How have all the factors above been brought together to estimate a fair value?
  • The analysts have a consensus price target of $25.0 for Franklin Resources based on their expectations of its future earnings growth, profit margins and other risk factors. However, there is a degree of disagreement amongst analysts, with the most bullish reporting a price target of $31.0, and the most bearish reporting a price target of just $19.0.
  • In order for you to agree with the analyst's consensus, you'd need to believe that by 2028, revenues will be $8.9 billion, earnings will come to $1.4 billion, and it would be trading on a PE ratio of 11.7x, assuming you use a discount rate of 8.8%.
  • Given the current share price of $24.56, the analyst price target of $25.0 is 1.8% higher. The relatively low difference between the current share price and the analyst consensus price target indicates that they believe on average, the company is fairly priced.
  • We always encourage you to reach your own conclusions though. So sense check these analyst numbers against your own assumptions and expectations based on your understanding of the business and what you believe is probable.

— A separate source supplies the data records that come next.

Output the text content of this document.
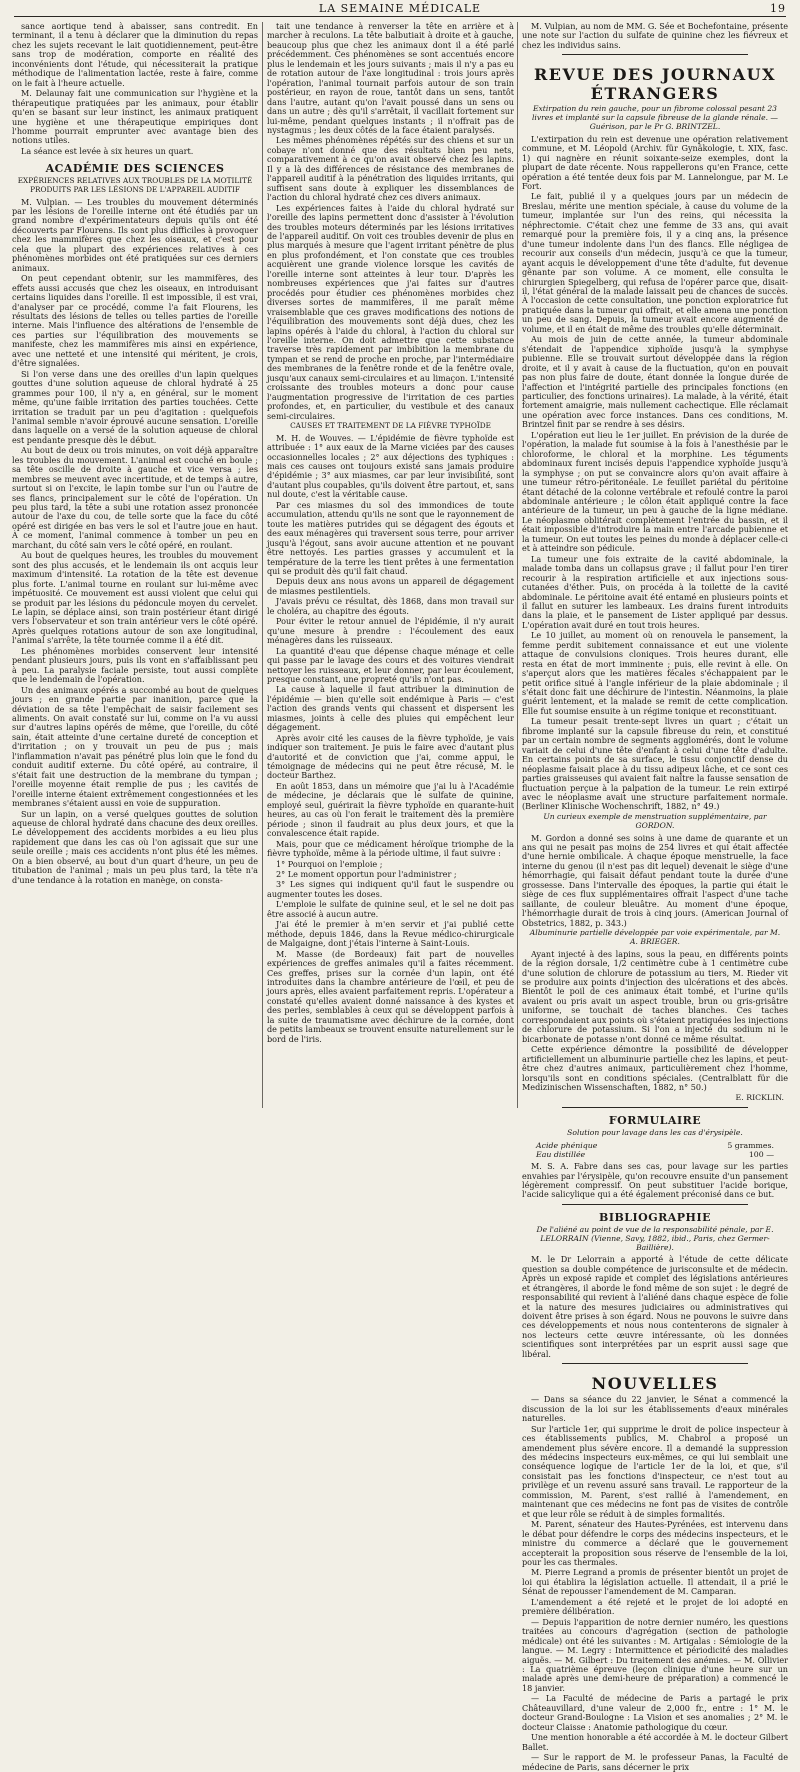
LA SEMAINE MÉDICALE	19

sance aortique tend à abaisser, sans contredit. En terminant, il a tenu à déclarer que la diminution du repas chez les sujets recevant le lait quotidiennement, peut-être sans trop de modération, comporte en réalité des inconvénients dont l'étude, qui nécessiterait la pratique méthodique de l'alimentation lactée, reste à faire, comme on le fait à l'heure actuelle.

M. Delaunay fait une communication sur l'hygiène et la thérapeutique pratiquées par les animaux, pour établir qu'en se basant sur leur instinct, les animaux pratiquent une hygiène et une thérapeutique empiriques dont l'homme pourrait emprunter avec avantage bien des notions utiles.

La séance est levée à six heures un quart.

ACADÉMIE DES SCIENCES
EXPÉRIENCES RELATIVES AUX TROUBLES DE LA MOTILITÉ PRODUITS PAR LES LÉSIONS DE L'APPAREIL AUDITIF

M. Vulpian. — Les troubles du mouvement déterminés par les lésions de l'oreille interne ont été étudiés par un grand nombre d'expérimentateurs depuis qu'ils ont été découverts par Flourens. Ils sont plus difficiles à provoquer chez les mammifères que chez les oiseaux, et c'est pour cela que la plupart des expériences relatives à ces phénomènes morbides ont été pratiquées sur ces derniers animaux.

On peut cependant obtenir, sur les mammifères, des effets aussi accusés que chez les oiseaux, en introduisant certains liquides dans l'oreille. Il est impossible, il est vrai, d'analyser par ce procédé, comme l'a fait Flourens, les résultats des lésions de telles ou telles parties de l'oreille interne. Mais l'influence des altérations de l'ensemble de ces parties sur l'équilibration des mouvements se manifeste, chez les mammifères mis ainsi en expérience, avec une netteté et une intensité qui méritent, je crois, d'être signalées.

Si l'on verse dans une des oreilles d'un lapin quelques gouttes d'une solution aqueuse de chloral hydraté à 25 grammes pour 100, il n'y a, en général, sur le moment même, qu'une faible irritation des parties touchées. Cette irritation se traduit par un peu d'agitation : quelquefois l'animal semble n'avoir éprouvé aucune sensation. L'oreille dans laquelle on a versé de la solution aqueuse de chloral est pendante presque dès le début.

Au bout de deux ou trois minutes, on voit déjà apparaître les troubles du mouvement. L'animal est couché en boule ; sa tête oscille de droite à gauche et vice versa ; les membres se meuvent avec incertitude, et de temps à autre, surtout si on l'excite, le lapin tombe sur l'un ou l'autre de ses flancs, principalement sur le côté de l'opération. Un peu plus tard, la tête a subi une rotation assez prononcée autour de l'axe du cou, de telle sorte que la face du côté opéré est dirigée en bas vers le sol et l'autre joue en haut. À ce moment, l'animal commence à tomber un peu en marchant, du côté sain vers le côté opéré, en roulant.

Au bout de quelques heures, les troubles du mouvement sont des plus accusés, et le lendemain ils ont acquis leur maximum d'intensité. La rotation de la tête est devenue plus forte. L'animal tourne en roulant sur lui-même avec impétuosité. Ce mouvement est aussi violent que celui qui se produit par les lésions du pédoncule moyen du cervelet. Le lapin, se déplace ainsi, son train postérieur étant dirigé vers l'observateur et son train antérieur vers le côté opéré. Après quelques rotations autour de son axe longitudinal, l'animal s'arrête, la tête tournée comme il a été dit.

Les phénomènes morbides conservent leur intensité pendant plusieurs jours, puis ils vont en s'affaiblissant peu à peu. La paralysie faciale persiste, tout aussi complète que le lendemain de l'opération.

Un des animaux opérés a succombé au bout de quelques jours ; en grande partie par inanition, parce que la déviation de sa tête l'empêchait de saisir facilement ses aliments. On avait constaté sur lui, comme on l'a vu aussi sur d'autres lapins opérés de même, que l'oreille, du côté sain, était atteinte d'une certaine dureté de conception et d'irritation ; on y trouvait un peu de pus ; mais l'inflammation n'avait pas pénétré plus loin que le fond du conduit auditif externe. Du côté opéré, au contraire, il s'était fait une destruction de la membrane du tympan ; l'oreille moyenne était remplie de pus ; les cavités de l'oreille interne étaient extrêmement congestionnées et les membranes s'étaient aussi en voie de suppuration.

Sur un lapin, on a versé quelques gouttes de solution aqueuse de chloral hydraté dans chacune des deux oreilles. Le développement des accidents morbides a eu lieu plus rapidement que dans les cas où l'on agissait que sur une seule oreille ; mais ces accidents n'ont plus été les mêmes. On a bien observé, au bout d'un quart d'heure, un peu de titubation de l'animal ; mais un peu plus tard, la tête n'a d'une tendance à la rotation en manège, on consta-

tait une tendance à renverser la tête en arrière et à marcher à reculons. La tête balbutiait à droite et à gauche, beaucoup plus que chez les animaux dont il a été parlé précédemment. Ces phénomènes se sont accentués encore plus le lendemain et les jours suivants ; mais il n'y a pas eu de rotation autour de l'axe longitudinal : trois jours après l'opération, l'animal tournait parfois autour de son train postérieur, en rayon de roue, tantôt dans un sens, tantôt dans l'autre, autant qu'on l'avait poussé dans un sens ou dans un autre ; dès qu'il s'arrêtait, il vacillait fortement sur lui-même, pendant quelques instants ; il n'offrait pas de nystagmus ; les deux côtés de la face étaient paralysés.

Les mêmes phénomènes répétés sur des chiens et sur un cobaye n'ont donné que des résultats bien peu nets, comparativement à ce qu'on avait observé chez les lapins. Il y a là des différences de résistance des membranes de l'appareil auditif à la pénétration des liquides irritants, qui suffisent sans doute à expliquer les dissemblances de l'action du chloral hydraté chez ces divers animaux.

Les expériences faites à l'aide du chloral hydraté sur l'oreille des lapins permettent donc d'assister à l'évolution des troubles moteurs déterminés par les lésions irritatives de l'appareil auditif. On voit ces troubles devenir de plus en plus marqués à mesure que l'agent irritant pénètre de plus en plus profondément, et l'on constate que ces troubles acquièrent une grande violence lorsque les cavités de l'oreille interne sont atteintes à leur tour. D'après les nombreuses expériences que j'ai faites sur d'autres procédés pour étudier ces phénomènes morbides chez diverses sortes de mammifères, il me paraît même vraisemblable que ces graves modifications des notions de l'équilibration des mouvements sont déjà dues, chez les lapins opérés à l'aide du chloral, à l'action du chloral sur l'oreille interne. On doit admettre que cette substance traverse très rapidement par imbibition la membrane du tympan et se rend de proche en proche, par l'intermédiaire des membranes de la fenêtre ronde et de la fenêtre ovale, jusqu'aux canaux semi-circulaires et au limaçon. L'intensité croissante des troubles moteurs a donc pour cause l'augmentation progressive de l'irritation de ces parties profondes, et, en particulier, du vestibule et des canaux semi-circulaires.

CAUSES ET TRAITEMENT DE LA FIÈVRE TYPHOÏDE

M. H. de Wouves. — L'épidémie de fièvre typhoïde est attribuée : 1° aux eaux de la Marne viciées par des causes occasionnelles locales ; 2° aux déjections des typhiques : mais ces causes ont toujours existé sans jamais produire d'épidémie ; 3° aux miasmes, car par leur invisibilité, sont d'autant plus coupables, qu'ils doivent être partout, et, sans nul doute, c'est la véritable cause.

Par ces miasmes du sol des immondices de toute accumulation, attendu qu'ils ne sont que le rayonnement de toute les matières putrides qui se dégagent des égouts et des eaux ménagères qui traversent sous terre, pour arriver jusqu'à l'égout, sans avoir aucune attention et ne pouvant être nettoyés. Les parties grasses y accumulent et la température de la terre les tient prêtes à une fermentation qui se produit dès qu'il fait chaud.

Depuis deux ans nous avons un appareil de dégagement de miasmes pestilentiels.

J'avais prévu ce résultat, dès 1868, dans mon travail sur le choléra, au chapitre des égouts.

Pour éviter le retour annuel de l'épidémie, il n'y aurait qu'une mesure à prendre : l'écoulement des eaux ménagères dans les ruisseaux.

La quantité d'eau que dépense chaque ménage et celle qui passe par le lavage des cours et des voitures viendrait nettoyer les ruisseaux, et leur donner, par leur écoulement, presque constant, une propreté qu'ils n'ont pas.

La cause à laquelle il faut attribuer la diminution de l'épidémie — bien qu'elle soit endémique à Paris — c'est l'action des grands vents qui chassent et dispersent les miasmes, joints à celle des pluies qui empêchent leur dégagement.

Après avoir cité les causes de la fièvre typhoïde, je vais indiquer son traitement. Je puis le faire avec d'autant plus d'autorité et de conviction que j'ai, comme appui, le témoignage de médecins qui ne peut être récusé, M. le docteur Barthez.

En août 1853, dans un mémoire que j'ai lu à l'Académie de médecine, je déclarais que le sulfate de quinine, employé seul, guérirait la fièvre typhoïde en quarante-huit heures, au cas où l'on ferait le traitement dès la première période ; sinon il faudrait au plus deux jours, et que la convalescence était rapide.

Mais, pour que ce médicament héroïque triomphe de la fièvre typhoïde, même à la période ultime, il faut suivre :

1° Pourquoi on l'emploie ;

2° Le moment opportun pour l'administrer ;

3° Les signes qui indiquent qu'il faut le suspendre ou augmenter toutes les doses.

L'emploie le sulfate de quinine seul, et le sel ne doit pas être associé à aucun autre.

J'ai été le premier à m'en servir et j'ai publié cette méthode, depuis 1846, dans la Revue médico-chirurgicale de Malgaigne, dont j'étais l'interne à Saint-Louis.

M. Masse (de Bordeaux) fait part de nouvelles expériences de greffes animales qu'il a faites récemment. Ces greffes, prises sur la cornée d'un lapin, ont été introduites dans la chambre antérieure de l'œil, et peu de jours après, elles avaient parfaitement repris. L'opérateur a constaté qu'elles avaient donné naissance à des kystes et des perles, semblables à ceux qui se développent parfois à la suite de traumatisme avec déchirure de la cornée, dont de petits lambeaux se trouvent ensuite naturellement sur le bord de l'iris.

M. Vulpian, au nom de MM. G. Sée et Bochefontaine, présente une note sur l'action du sulfate de quinine chez les fiévreux et chez les individus sains.

REVUE DES JOURNAUX ÉTRANGERS
Extirpation du rein gauche, pour un fibrome colossal pesant 23 livres et implanté sur la capsule fibreuse de la glande rénale. — Guérison, par le Pr G. BRINTZEL.

L'extirpation du rein est devenue une opération relativement commune, et M. Léopold (Archiv. für Gynäkologie, t. XIX, fasc. 1) qui nagnère en réunit soixante-seize exemples, dont la plupart de date récente. Nous rappellerons qu'en France, cette opération a été tentée deux fois par M. Lannelongue, par M. Le Fort.

Le fait, publié il y a quelques jours par un médecin de Breslau, mérite une mention spéciale, à cause du volume de la tumeur, implantée sur l'un des reins, qui nécessita la néphrectomie. C'était chez une femme de 33 ans, qui avait remarqué pour la première fois, il y a cinq ans, la présence d'une tumeur indolente dans l'un des flancs. Elle négligea de recourir aux conseils d'un médecin, jusqu'à ce que la tumeur, ayant acquis le développement d'une tête d'adulte, fut devenue gênante par son volume. A ce moment, elle consulta le chirurgien Spiegelberg, qui refusa de l'opérer parce que, disait-il, l'état général de la malade laissait peu de chances de succès. À l'occasion de cette consultation, une ponction exploratrice fut pratiquée dans la tumeur qui offrait, et elle amena une ponction un peu de sang. Depuis, la tumeur avait encore augmenté de volume, et il en était de même des troubles qu'elle déterminait.

Au mois de juin de cette année, la tumeur abdominale s'étendait de l'appendice xiphoïde jusqu'à la symphyse pubienne. Elle se trouvait surtout développée dans la région droite, et il y avait à cause de la fluctuation, qu'on en pouvait pas non plus faire de doute, étant donnée la longue durée de l'affection et l'intégrité partielle des principales fonctions (en particulier, des fonctions urinaires). La malade, à la vérité, était fortement amaigrie, mais nullement cachectique. Elle réclamait une opération avec force instances. Dans ces conditions, M. Brintzel finit par se rendre à ses désirs.

L'opération eut lieu le 1er juillet. En prévision de la durée de l'opération, la malade fut soumise à la fois à l'anesthésie par le chloroforme, le chloral et la morphine. Les téguments abdominaux furent incisés depuis l'appendice xyphoïde jusqu'à la symphyse ; on put se convaincre alors qu'on avait affaire à une tumeur rétro-péritonéale. Le feuillet pariétal du péritoine étant détaché de la colonne vertébrale et refoulé contre la paroi abdominale antérieure ; le côlon était appliqué contre la face antérieure de la tumeur, un peu à gauche de la ligne médiane. Le néoplasme oblitérait complètement l'entrée du bassin, et il était impossible d'introduire la main entre l'arcade pubienne et la tumeur. On eut toutes les peines du monde à déplacer celle-ci et à atteindre son pédicule.

La tumeur une fois extraite de la cavité abdominale, la malade tomba dans un collapsus grave ; il fallut pour l'en tirer recourir à la respiration artificielle et aux injections sous-cutanées d'éther. Puis, on procéda à la toilette de la cavité abdominale. Le péritoine avait été entamé en plusieurs points et il fallut en suturer les lambeaux. Les drains furent introduits dans la plaie, et le pansement de Lister appliqué par dessus. L'opération avait duré en tout trois heures.

Le 10 juillet, au moment où on renouvela le pansement, la femme perdit subitement connaissance et eut une violente attaque de convulsions cloniques. Trois heures durant, elle resta en état de mort imminente ; puis, elle revint à elle. On s'aperçut alors que les matières fécales s'échappaient par le petit orifice situé à l'angle inférieur de la plaie abdominale ; il s'était donc fait une déchirure de l'intestin. Néanmoins, la plaie guérit lentement, et la malade se remit de cette complication. Elle fut soumise ensuite à un régime tonique et reconstituant.

La tumeur pesait trente-sept livres un quart ; c'était un fibrome implanté sur la capsule fibreuse du rein, et constitué par un certain nombre de segments agglomérés, dont le volume variait de celui d'une tête d'enfant à celui d'une tête d'adulte. En certains points de sa surface, le tissu conjonctif dense du néoplasme faisait place à du tissu adipeux lâche, et ce sont ces parties graisseuses qui avaient fait naître la fausse sensation de fluctuation perçue à la palpation de la tumeur. Le rein extirpé avec le néoplasme avait une structure parfaitement normale. (Berliner Klinische Wochenschrift, 1882, n° 49.)

Un curieux exemple de menstruation supplémentaire, par GORDON.

M. Gordon a donné ses soins à une dame de quarante et un ans qui ne pesait pas moins de 254 livres et qui était affectée d'une hernie ombilicale. À chaque époque menstruelle, la face interne du genou (il n'est pas dit lequel) devenait le siège d'une hémorrhagie, qui faisait défaut pendant toute la durée d'une grossesse. Dans l'intervalle des époques, la partie qui était le siège de ces flux supplémentaires offrait l'aspect d'une tache saillante, de couleur bleuâtre. Au moment d'une époque, l'hémorrhagie durait de trois à cinq jours. (American Journal of Obstetrics, 1882, p. 343.)

Albuminurie partielle développée par voie expérimentale, par M. A. BRIEGER.

Ayant injecté à des lapins, sous la peau, en différents points de la région dorsale, 1/2 centimètre cube à 1 centimètre cube d'une solution de chlorure de potassium au tiers, M. Rieder vit se produire aux points d'injection des ulcérations et des abcès. Bientôt le poil de ces animaux était tombé, et l'urine qu'ils avaient ou pris avait un aspect trouble, brun ou gris-grisâtre uniforme, se touchait de taches blanches. Ces taches correspondaient aux points où s'étaient pratiquées les injections de chlorure de potassium. Si l'on a injecté du sodium ni le bicarbonate de potasse n'ont donné ce même résultat.

Cette expérience démontre la possibilité de développer artificiellement un albuminurie partielle chez les lapins, et peut-être chez d'autres animaux, particulièrement chez l'homme, lorsqu'ils sont en conditions spéciales. (Centralblatt für die Medizinischen Wissenschaften, 1882, n° 50.)

E. RICKLIN.
FORMULAIRE
Solution pour lavage dans les cas d'érysipèle.
Acide phénique	5 grammes.
Eau distillée	100 —

M. S. A. Fabre dans ses cas, pour lavage sur les parties envahies par l'érysipèle, qu'on recouvre ensuite d'un pansement légèrement compressif. On peut substituer l'acide borique, l'acide salicylique qui a été également préconisé dans ce but.

BIBLIOGRAPHIE
De l'aliéné au point de vue de la responsabilité pénale, par E. LELORRAIN (Vienne, Savy, 1882, ibid., Paris, chez Germer-Baillière).

M. le Dr Lelorrain a apporté à l'étude de cette délicate question sa double compétence de jurisconsulte et de médecin. Après un exposé rapide et complet des législations antérieures et étrangères, il aborde le fond même de son sujet : le degré de responsabilité qui revient à l'aliéné dans chaque espèce de folie et la nature des mesures judiciaires ou administratives qui doivent être prises à son égard. Nous ne pouvons le suivre dans ces développements et nous nous contenterons de signaler à nos lecteurs cette œuvre intéressante, où les données scientifiques sont interprétées par un esprit aussi sage que libéral.

NOUVELLES

— Dans sa séance du 22 janvier, le Sénat a commencé la discussion de la loi sur les établissements d'eaux minérales naturelles.

Sur l'article 1er, qui supprime le droit de police inspecteur à ces établissements publics, M. Chabrol a proposé un amendement plus sévère encore. Il a demandé la suppression des médecins inspecteurs eux-mêmes, ce qui lui semblait une conséquence logique de l'article 1er de la loi, et que, s'il consistait pas les fonctions d'inspecteur, ce n'est tout au privilège et un revenu assuré sans travail. Le rapporteur de la commission, M. Parent, s'est rallié à l'amendement, en maintenant que ces médecins ne font pas de visites de contrôle et que leur rôle se réduit à de simples formalités.

M. Parent, sénateur des Hautes-Pyrénées, est intervenu dans le débat pour défendre le corps des médecins inspecteurs, et le ministre du commerce a déclaré que le gouvernement accepterait la proposition sous réserve de l'ensemble de la loi, pour les cas thermales.

M. Pierre Legrand a promis de présenter bientôt un projet de loi qui établira la législation actuelle. Il attendait, il a prié le Sénat de repousser l'amendement de M. Camparan.

L'amendement a été rejeté et le projet de loi adopté en première délibération.

— Depuis l'apparition de notre dernier numéro, les questions traitées au concours d'agrégation (section de pathologie médicale) ont été les suivantes : M. Artigalas : Sémiologie de la langue. — M. Legry : Intermittence et périodicité des maladies aiguës. — M. Gilbert : Du traitement des anémies. — M. Ollivier : La quatrième épreuve (leçon clinique d'une heure sur un malade après une demi-heure de préparation) a commencé le 18 janvier.

— La Faculté de médecine de Paris a partagé le prix Châteauvillard, d'une valeur de 2,000 fr., entre : 1° M. le docteur Grand-Boulogne : La Vision et ses anomalies ; 2° M. le docteur Claisse : Anatomie pathologique du cœur.

Une mention honorable a été accordée à M. le docteur Gilbert Ballet.

— Sur le rapport de M. le professeur Panas, la Faculté de médecine de Paris, sans décerner le prix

How well do narratives help inform your perspective?

Disclaimer

AnalystConsensusTarget is a tool utilizing a Large Language Model (LLM) that ingests data on consensus price targets, forecasted revenue and earnings figures, as well as the transcripts of earnings calls to produce qualitative analysis. The narratives produced by AnalystConsensusTarget are general in nature and are based solely on analyst data and publicly-available material published by the respective companies. These scenarios are not indicative of the company's future performance and are exploratory in nature. Simply Wall St has no position in the company(s) mentioned. Simply Wall St may provide the securities issuer or related entities with website advertising services for a fee, on an arm's length basis. These relationships have no impact on the way we conduct our business, the content we host, or how our content is served to users. The price targets and estimates used are consensus data, and do not constitute a recommendation to buy or sell any stock, and they do not take account of your objectives, or your financial situation. Note that AnalystConsensusTarget's analysis may not factor in the latest price-sensitive company announcements or qualitative material.